As restrições impostas aos direitos civis, em nome da defesa dos cidadãos norte-americanos, contra o terrorismo, por si só, não são suficientes para conceder um Bill de indenidade mundial ao Império e faz lembrar a série de regimes ditatoriais impostos aos outros americanos, do Centro e Sul do Continente.

Estas circunstâncias fazem prever a derrocada do constitucionalismo e da independência dos membros das Cortes Supremas, suplantados pelo obscurantismo jurídico, onde novamente serão comuns as prisões e a tortura, baseadas na desconfiança ou na delação, com a supressão do devido processo legal e das garantias da ampla defesa e espezinhados os Direitos Humanos e da Cidadania, também, ante a interpretação vesga dos tratados e contratos internacionais.
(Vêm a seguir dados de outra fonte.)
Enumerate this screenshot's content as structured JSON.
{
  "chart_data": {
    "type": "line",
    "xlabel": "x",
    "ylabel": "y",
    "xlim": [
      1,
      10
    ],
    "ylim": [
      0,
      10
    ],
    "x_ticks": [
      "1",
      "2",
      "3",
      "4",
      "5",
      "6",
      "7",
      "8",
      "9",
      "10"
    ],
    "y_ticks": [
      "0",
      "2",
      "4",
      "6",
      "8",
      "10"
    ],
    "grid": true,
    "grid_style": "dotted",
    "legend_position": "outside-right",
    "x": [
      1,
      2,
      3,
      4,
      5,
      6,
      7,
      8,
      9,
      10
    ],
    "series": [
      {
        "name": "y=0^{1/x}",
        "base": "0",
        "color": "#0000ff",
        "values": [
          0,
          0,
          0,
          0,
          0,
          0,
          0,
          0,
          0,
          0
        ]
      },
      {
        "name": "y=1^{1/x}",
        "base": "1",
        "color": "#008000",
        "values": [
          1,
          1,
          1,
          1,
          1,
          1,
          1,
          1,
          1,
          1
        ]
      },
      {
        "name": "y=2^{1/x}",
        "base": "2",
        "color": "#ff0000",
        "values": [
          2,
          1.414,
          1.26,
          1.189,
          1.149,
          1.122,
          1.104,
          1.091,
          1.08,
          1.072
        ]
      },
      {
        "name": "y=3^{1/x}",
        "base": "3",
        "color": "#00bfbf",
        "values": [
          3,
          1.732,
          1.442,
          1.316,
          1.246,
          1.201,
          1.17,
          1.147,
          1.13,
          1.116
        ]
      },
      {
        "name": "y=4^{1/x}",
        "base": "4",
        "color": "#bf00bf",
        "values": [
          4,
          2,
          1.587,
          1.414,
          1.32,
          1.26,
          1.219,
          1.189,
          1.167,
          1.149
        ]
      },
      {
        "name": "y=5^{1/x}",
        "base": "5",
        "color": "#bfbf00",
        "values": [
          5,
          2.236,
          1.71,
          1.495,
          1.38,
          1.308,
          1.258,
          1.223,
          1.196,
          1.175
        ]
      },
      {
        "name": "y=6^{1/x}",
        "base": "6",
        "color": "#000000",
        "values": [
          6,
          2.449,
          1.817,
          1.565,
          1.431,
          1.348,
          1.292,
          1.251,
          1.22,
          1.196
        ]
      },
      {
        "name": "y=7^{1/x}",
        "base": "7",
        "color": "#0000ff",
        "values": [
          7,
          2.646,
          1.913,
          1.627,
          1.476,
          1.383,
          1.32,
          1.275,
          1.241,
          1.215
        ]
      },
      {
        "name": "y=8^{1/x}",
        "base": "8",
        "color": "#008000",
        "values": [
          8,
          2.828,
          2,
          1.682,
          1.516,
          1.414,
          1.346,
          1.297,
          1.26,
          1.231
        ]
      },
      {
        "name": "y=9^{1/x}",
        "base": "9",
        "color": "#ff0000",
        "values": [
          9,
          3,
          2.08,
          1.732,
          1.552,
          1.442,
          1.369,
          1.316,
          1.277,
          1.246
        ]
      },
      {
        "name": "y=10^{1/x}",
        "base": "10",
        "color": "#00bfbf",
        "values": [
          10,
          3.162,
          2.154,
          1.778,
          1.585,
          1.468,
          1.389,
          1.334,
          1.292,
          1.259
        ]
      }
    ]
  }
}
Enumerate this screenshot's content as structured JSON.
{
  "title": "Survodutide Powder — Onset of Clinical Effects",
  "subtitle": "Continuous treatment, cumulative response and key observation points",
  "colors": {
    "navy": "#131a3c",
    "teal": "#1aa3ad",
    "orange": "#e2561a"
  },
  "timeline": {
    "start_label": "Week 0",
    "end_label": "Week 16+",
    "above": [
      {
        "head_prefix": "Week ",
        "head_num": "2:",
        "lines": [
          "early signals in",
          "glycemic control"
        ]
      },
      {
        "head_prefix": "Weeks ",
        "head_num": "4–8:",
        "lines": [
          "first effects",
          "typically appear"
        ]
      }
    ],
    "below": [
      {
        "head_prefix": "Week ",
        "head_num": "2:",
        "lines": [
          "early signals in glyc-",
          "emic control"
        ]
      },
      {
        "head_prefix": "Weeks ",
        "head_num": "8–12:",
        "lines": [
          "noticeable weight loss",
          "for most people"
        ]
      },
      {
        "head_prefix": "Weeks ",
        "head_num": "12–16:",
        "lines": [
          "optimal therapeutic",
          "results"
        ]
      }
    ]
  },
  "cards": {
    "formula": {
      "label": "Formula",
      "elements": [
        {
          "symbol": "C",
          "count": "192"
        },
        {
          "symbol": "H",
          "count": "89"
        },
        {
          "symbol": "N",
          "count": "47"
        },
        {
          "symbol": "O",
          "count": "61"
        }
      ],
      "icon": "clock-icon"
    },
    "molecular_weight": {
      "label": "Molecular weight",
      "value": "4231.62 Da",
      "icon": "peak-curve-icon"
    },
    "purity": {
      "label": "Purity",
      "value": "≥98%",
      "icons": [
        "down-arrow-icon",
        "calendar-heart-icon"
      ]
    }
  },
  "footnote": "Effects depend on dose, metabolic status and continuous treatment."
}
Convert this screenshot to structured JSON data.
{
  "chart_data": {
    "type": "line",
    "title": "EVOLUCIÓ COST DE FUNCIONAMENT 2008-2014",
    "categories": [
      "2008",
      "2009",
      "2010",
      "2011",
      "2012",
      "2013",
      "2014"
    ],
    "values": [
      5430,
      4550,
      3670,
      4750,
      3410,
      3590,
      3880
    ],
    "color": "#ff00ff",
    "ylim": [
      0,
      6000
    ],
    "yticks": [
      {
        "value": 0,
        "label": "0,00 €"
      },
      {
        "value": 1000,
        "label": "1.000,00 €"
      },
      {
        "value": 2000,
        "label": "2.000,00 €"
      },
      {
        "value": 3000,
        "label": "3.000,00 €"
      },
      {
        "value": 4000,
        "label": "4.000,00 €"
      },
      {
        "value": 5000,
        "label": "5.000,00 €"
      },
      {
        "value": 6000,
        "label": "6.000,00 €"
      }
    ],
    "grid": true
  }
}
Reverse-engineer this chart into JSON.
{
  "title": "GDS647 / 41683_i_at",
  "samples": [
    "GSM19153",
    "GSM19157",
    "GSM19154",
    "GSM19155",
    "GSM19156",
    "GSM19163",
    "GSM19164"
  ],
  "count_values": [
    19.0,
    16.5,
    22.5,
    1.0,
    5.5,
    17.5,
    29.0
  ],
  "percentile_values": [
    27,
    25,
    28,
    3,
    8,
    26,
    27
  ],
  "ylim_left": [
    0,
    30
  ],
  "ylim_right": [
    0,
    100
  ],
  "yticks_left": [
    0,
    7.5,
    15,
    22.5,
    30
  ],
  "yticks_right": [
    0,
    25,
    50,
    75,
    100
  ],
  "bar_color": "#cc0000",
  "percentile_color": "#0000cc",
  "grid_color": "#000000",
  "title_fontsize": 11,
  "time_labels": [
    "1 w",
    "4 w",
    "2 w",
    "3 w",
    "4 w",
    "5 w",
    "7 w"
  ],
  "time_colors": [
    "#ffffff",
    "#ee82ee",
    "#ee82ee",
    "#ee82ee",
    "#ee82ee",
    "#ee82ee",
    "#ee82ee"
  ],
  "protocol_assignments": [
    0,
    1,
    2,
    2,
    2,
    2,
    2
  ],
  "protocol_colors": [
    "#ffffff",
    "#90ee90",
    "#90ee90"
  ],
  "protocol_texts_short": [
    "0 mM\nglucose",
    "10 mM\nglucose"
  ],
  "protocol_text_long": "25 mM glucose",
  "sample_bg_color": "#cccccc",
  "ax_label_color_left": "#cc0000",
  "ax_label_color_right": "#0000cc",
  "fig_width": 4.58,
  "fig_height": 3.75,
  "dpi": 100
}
Será pueril pensar que tais fatos não irão repercutir em sistemas jurídicos de países como o nosso, que gravitam numa esfera de estreita dependência econômica e financeira – e, porque não?, ideológica – da superpotência hegemônica. Basta para tanto observar os resultados recentes de estudos e pesquisas mentirosas, trazidas a lume por instituições financeiras internacionais, desinteressadas em promover o acesso a uma ordem jurídica justa ou em assegurar efetiva independência e aparelhamento ao Poder Judiciário.

O ‘espírito’ fundamentalista do capitalismo entranha-se no esquálido corpo da Humanidade, com desprezo à Justiça, preparado para promover constantes batalhas em que muitos serão os eleitos e poucos os sobreviventes.